パリ・オリンピックを戦ったU-23サッカー日本代表の挑戦が幕を下ろした。ベスト8で敗退と、渇望したメダルには手が届かなかった。だが、その戦いぶりは、チームとして、個人として、大きな期待を抱かせるものだった。未来のサムライブルーの可能性に、サッカージャーナリスト後藤健生が切り込む。
■大きな「誤算」と順当な「結果」
パリ・オリンピックに挑戦したU-23日本代表は準々決勝でスペインに敗れて、メダル獲得の夢はついえた。
せっかくグループリーグを3戦全勝の首位で通過したのに、C組でスペインが2位となってしまって、準々決勝で大会最強国の一つと当たることになってしまったのは大きな誤算、大きな不運だった。
そして、0対3の敗戦……。スペインが日本より一枚上手だったことは素直に認めなければならないだろう。
日本はオリンピックの舞台で4試合を戦ったのだが、きわめて分かりやすい結果だった。
「格上」のスペイン相手には完敗したものの、グループリーグではマリ戦はかなり苦しい展開となり、GK小久保玲央ブライアンの堅守がなければ負けていたかもしれないが、パラグアイとイスラエル相手には完勝することができた。
パラグアイやイスラエルに対して、日本は「格上」の立場に立って、何も焦ることもなく、落ち着いて戦って順当に勝利した。これまでの世界大会では、日本はどんな相手にも必死で戦って勝利を拾っていたのだが、今大会のグループリーグでは計算通りに、ターンオーバーを使いながら戦って、順当に勝ち切った。これまでの日本代表にはない戦い方だったと言っていい。

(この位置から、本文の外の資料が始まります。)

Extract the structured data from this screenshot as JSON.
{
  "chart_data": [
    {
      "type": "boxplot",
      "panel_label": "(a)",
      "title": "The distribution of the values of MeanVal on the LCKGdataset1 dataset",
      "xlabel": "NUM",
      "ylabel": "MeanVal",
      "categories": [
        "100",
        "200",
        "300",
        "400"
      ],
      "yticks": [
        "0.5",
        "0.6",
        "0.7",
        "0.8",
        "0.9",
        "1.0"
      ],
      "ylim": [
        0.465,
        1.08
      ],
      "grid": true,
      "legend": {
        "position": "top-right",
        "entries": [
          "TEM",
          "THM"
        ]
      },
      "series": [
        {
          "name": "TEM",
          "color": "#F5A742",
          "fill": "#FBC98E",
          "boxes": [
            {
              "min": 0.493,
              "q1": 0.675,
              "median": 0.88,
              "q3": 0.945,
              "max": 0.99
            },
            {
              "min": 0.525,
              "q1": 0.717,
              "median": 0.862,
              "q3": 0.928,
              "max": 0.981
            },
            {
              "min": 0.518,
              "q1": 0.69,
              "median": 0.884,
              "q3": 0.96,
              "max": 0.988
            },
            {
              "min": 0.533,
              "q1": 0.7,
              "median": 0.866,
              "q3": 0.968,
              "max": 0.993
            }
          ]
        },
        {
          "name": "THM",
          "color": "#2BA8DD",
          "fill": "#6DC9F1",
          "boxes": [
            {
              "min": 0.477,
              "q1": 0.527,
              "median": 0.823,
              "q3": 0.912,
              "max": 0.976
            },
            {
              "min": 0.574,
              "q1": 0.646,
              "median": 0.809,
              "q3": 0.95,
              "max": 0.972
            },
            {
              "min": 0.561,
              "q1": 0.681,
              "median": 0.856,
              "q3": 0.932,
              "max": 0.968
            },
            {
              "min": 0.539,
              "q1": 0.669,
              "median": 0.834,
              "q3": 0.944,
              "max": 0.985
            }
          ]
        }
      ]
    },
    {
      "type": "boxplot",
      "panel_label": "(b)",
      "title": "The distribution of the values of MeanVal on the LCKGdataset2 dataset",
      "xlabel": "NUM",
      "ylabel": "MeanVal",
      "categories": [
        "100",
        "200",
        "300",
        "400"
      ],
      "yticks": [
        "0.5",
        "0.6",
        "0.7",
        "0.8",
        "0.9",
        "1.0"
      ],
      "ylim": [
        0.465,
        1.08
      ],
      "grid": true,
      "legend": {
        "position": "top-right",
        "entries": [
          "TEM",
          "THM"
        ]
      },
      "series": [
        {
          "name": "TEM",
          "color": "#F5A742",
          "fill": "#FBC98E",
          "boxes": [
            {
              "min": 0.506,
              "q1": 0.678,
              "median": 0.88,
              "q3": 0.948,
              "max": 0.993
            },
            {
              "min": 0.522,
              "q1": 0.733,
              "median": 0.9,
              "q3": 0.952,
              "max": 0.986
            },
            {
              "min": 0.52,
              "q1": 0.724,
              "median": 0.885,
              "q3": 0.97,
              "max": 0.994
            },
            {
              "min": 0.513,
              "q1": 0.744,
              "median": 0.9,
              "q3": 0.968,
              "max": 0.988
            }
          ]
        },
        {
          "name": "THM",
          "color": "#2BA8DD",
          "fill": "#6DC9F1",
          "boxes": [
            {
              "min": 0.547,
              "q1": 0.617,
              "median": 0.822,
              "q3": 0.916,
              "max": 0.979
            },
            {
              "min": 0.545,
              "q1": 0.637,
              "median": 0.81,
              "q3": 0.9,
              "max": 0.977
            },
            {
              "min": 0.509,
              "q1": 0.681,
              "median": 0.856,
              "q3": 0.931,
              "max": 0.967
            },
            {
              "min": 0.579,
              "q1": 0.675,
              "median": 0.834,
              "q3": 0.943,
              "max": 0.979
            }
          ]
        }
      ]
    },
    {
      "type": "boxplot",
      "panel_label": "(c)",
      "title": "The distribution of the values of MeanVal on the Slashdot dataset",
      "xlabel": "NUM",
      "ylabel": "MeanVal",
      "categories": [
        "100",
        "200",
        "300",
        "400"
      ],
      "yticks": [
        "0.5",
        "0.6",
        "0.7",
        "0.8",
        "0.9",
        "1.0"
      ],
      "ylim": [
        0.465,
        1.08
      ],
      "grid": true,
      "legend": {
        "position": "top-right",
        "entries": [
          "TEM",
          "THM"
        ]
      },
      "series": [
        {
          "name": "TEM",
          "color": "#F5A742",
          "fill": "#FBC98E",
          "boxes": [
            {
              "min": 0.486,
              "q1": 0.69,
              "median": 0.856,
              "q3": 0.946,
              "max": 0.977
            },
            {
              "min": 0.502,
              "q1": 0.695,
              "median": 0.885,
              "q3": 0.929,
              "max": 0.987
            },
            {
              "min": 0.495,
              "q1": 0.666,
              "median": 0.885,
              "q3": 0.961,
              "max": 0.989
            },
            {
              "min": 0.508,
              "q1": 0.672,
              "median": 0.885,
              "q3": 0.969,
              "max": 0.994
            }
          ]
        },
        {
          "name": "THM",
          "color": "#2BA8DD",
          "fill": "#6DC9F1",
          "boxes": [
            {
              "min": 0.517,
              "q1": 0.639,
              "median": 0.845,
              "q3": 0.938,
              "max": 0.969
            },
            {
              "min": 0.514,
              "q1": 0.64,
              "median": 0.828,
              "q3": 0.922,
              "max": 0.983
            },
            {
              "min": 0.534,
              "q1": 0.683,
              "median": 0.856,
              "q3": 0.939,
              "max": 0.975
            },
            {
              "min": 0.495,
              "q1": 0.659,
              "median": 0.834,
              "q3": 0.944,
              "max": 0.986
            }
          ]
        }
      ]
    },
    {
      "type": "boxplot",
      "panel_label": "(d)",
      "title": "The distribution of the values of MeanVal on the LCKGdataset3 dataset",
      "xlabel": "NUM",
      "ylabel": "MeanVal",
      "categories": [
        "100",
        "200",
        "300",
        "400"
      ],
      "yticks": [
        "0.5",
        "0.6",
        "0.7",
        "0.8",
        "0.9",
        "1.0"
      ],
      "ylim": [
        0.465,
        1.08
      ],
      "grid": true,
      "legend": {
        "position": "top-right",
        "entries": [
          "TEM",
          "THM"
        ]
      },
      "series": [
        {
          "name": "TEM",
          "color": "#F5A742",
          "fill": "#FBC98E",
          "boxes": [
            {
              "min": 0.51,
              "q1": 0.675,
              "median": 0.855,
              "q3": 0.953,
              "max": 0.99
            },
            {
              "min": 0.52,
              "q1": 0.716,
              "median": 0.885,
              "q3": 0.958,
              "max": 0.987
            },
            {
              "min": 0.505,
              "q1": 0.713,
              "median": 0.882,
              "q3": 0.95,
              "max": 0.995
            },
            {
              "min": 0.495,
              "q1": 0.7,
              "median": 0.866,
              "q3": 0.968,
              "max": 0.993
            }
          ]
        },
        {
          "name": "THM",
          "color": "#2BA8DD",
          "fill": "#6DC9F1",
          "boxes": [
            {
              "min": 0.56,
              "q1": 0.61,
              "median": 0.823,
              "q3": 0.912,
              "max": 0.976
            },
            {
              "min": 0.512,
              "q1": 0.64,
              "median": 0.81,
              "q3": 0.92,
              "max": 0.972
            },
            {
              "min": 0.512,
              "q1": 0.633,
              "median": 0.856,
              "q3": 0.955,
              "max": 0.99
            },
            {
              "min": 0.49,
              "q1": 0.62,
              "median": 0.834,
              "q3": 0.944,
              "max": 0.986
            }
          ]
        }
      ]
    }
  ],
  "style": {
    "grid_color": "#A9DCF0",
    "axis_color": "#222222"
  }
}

ちなみに、同じく準々決勝で散った女子日本代表(なでしこジャパン)も“順当な”結果を残した。「格上」のスペインとアメリカには善戦したものの、あと一歩の差で惜敗。そして、対等の関係にあるブラジルには激戦の末に谷川萌々子のスーパーゴールで辛勝。「格下」のナイジェリア相手には余裕の勝利だった。